Quello del Tren Maya, il progetto di collegare i cinque stati del Chiapas, Tabasco, Campeche, Yucatán e Quintana Roo, è stato fin dall’ inizio il cardine dello sviluppo pensato dal presidente messicano López Obrador per il sud-est del Paese, una scommessa che prevede la costruzione di 1.554 chilometri di strada ferrata con una spesa di diecimila milioni di dollari che attraverserà la foresta maya che fa parte della foresta umida tropicale mesoamericana il cui contributo alla stabilità del clima è fondamentale.
La nuova ferrovia ad alta velocità è destinata a distruggere ettari di foresta per consentire al turismo di massa di visitare le diverse attrazioni archeologiche della zona. La mobilitazione degli ambientalisti, i costi proibitivi, i problemi geologici e con le comunità indigene non hanno a suo tempo fermato il governo, che ha deciso di far diventare questa infrastruttura un nuovo simbolo del Paese, della sua efficienza e competenza, grazie a investimenti da tutto il mondo.
Si tratta di un intervento con un alto impatto ambientale, che minaccia ecosistemi rifugio di giaguari, ocelotti, tapiri, scimmie urlatrici, scimmie ragno, coccodrilli, lamantini, pappagalli e pappagalli ara.
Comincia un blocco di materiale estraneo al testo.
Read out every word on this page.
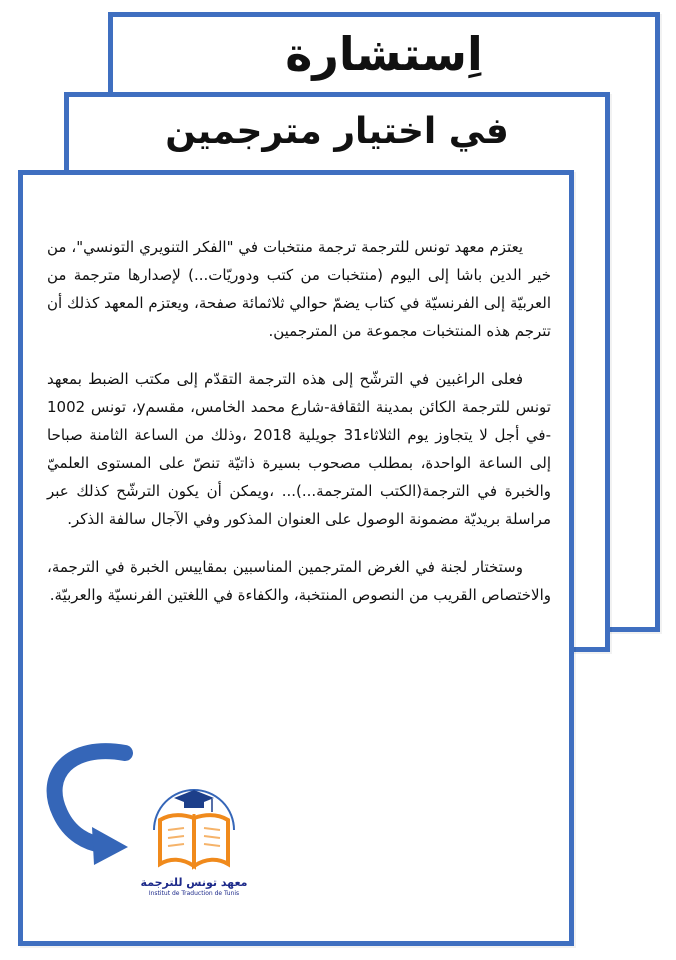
اِستشارة
في اختيار مترجمين

يعتزم معهد تونس للترجمة ترجمة منتخبات في "الفكر التنويري التونسي"، من خير الدين باشا إلى اليوم (منتخبات من كتب ودوريّات...) لإصدارها مترجمة من العربيّة إلى الفرنسيّة في كتاب يضمّ حوالي ثلاثمائة صفحة، ويعتزم المعهد كذلك أن تترجم هذه المنتخبات مجموعة من المترجمين.

فعلى الراغبين في الترشّح إلى هذه الترجمة التقدّم إلى مكتب الضبط بمعهد تونس للترجمة الكائن بمدينة الثقافة-شارع محمد الخامس، مقسمy، تونس 1002 -في أجل لا يتجاوز يوم الثلاثاء31 جويلية 2018 ،وذلك من الساعة الثامنة صباحا إلى الساعة الواحدة، بمطلب مصحوب بسيرة ذاتيّة تنصّ على المستوى العلميّ والخبرة في الترجمة(الكتب المترجمة...)... ،ويمكن أن يكون الترشّح كذلك عبر مراسلة بريديّة مضمونة الوصول على العنوان المذكور وفي الآجال سالفة الذكر.

وستختار لجنة في الغرض المترجمين المناسبين بمقاييس الخبرة في الترجمة، والاختصاص القريب من النصوص المنتخبة، والكفاءة في اللغتين الفرنسيّة والعربيّة.

معهد تونس للترجمة
Institut de Traduction de Tunis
Tutte specie che hanno bisogno di grandi territori per spostarsi, nutrirsi e riprodursi. Una volta attuato, il progetto dimezzarà il loro habitat.
La costruzione del treno genererà inevitabilmente rumore, inquinamento, estrazione massiccia di pietre, nuovi centri abitativi per i lavoratori oltre alle infrastrutture turistiche. Con gravi ripercussioni sulla biodiversità. Per il governo messicano, rappresenta invece una occasione per migliorare la qualità della vita delle persone, curare l’ambiente e favorire uno sviluppo sostenibile.
Le comunità indigene hanno a suo tempo respinto qualsiasi cambiamento dell’uso del territorio e il progetto non ha ottenuto il loro consenso dal momento che la sua realizzazione trasformerebbe zone al momento incontaminate in nuove Cancun o in una nuova Riviera Maya dove a beneficiare del turismo di massa non è la popolazione originaria, ma gli hotel, i trasporti e le catene di ristoranti.
Fin dall’inizio non sono mancate neppure le reazioni critiche da parte di organizzazioni ambientaliste come Greenpeace e delle comunità indigene che hanno visto nel progetto una minaccia letale per il complesso sistema di fiumi sotterranei, grotte e cenotes più grande del mondo che metterebbe a rischio anche la sua flora e la fauna.
Un pericolo sempre negato dal presidente messicano che esclude che la costruzione del treno possa danneggiare in qualche modo l’ambiente naturale, che ha avuto comunque inizio senza ottenere l’autorizzazione ambientale e che fino ad ora ha comportato la deforestazione di più di un chilometro di selva.
Rispetto al progetto originale, su sollecitazione degli albergatori di Playa del Carmen che temevano di veder danneggiati i propri affari, il tracciato del Tren Maya era stato deviato su un territorio delicato ricco di cenotes, le grotte carsiche parzialmente o totalmente collassate, simili a piccoli laghi circolari o lagune. Una decisione su cui decisa era stata l’opposizione degli ambientalisti, la cui lotta sembra ora premiata dalla recente decisione con cui un giudice ha bloccato temporaneamente e in via precauzionale la costruzione della deviazione che doveva collegare Playa del Carmen a Tulum nello stato di Quintana Roo, priva anch’essa dei necessari permessi ambientali.
Il dispositivo del magistrato messicano costituisce uno smacco per Andrés Manuel López Obrador, che non ha perso occasione per criticare la decisione del giudice spingendosi ad accusare il governo degli Stati Uniti colpevole di finanziare i gruppi che operano contro il suo esecutivo e le associazioni ambientaliste. In attesa di conoscere le ragioni del blocco della costruzione onde poter impugnare a livello legale il provvedimento, e senza che lo stesso sia stato notificato fino ad ora al governo, i lavori della contestata deviazione, ha precisato il presidente messicano, continuano.
Al di là dell’esito finale che potrà avere la vicenda giudiziaria e quindi il destino del progetto, almeno nella parte che riguarda la sua deviazione, un sicuro intoppo alla narrazione del presidente messicano che recentemente si è sottoposto a un inedito referendum sulla sua permanenza al potere che ha registrato una partecipazione tra il 17 e il 18,2% dei 93 milioni di elettori. Un netto risultato a favore del presidente, secondo il capo di Morena, il partito che lo sostiene. Un netto flop per l’opposizione, che ha tacciato tutta l’operazione di mancanza di legalità.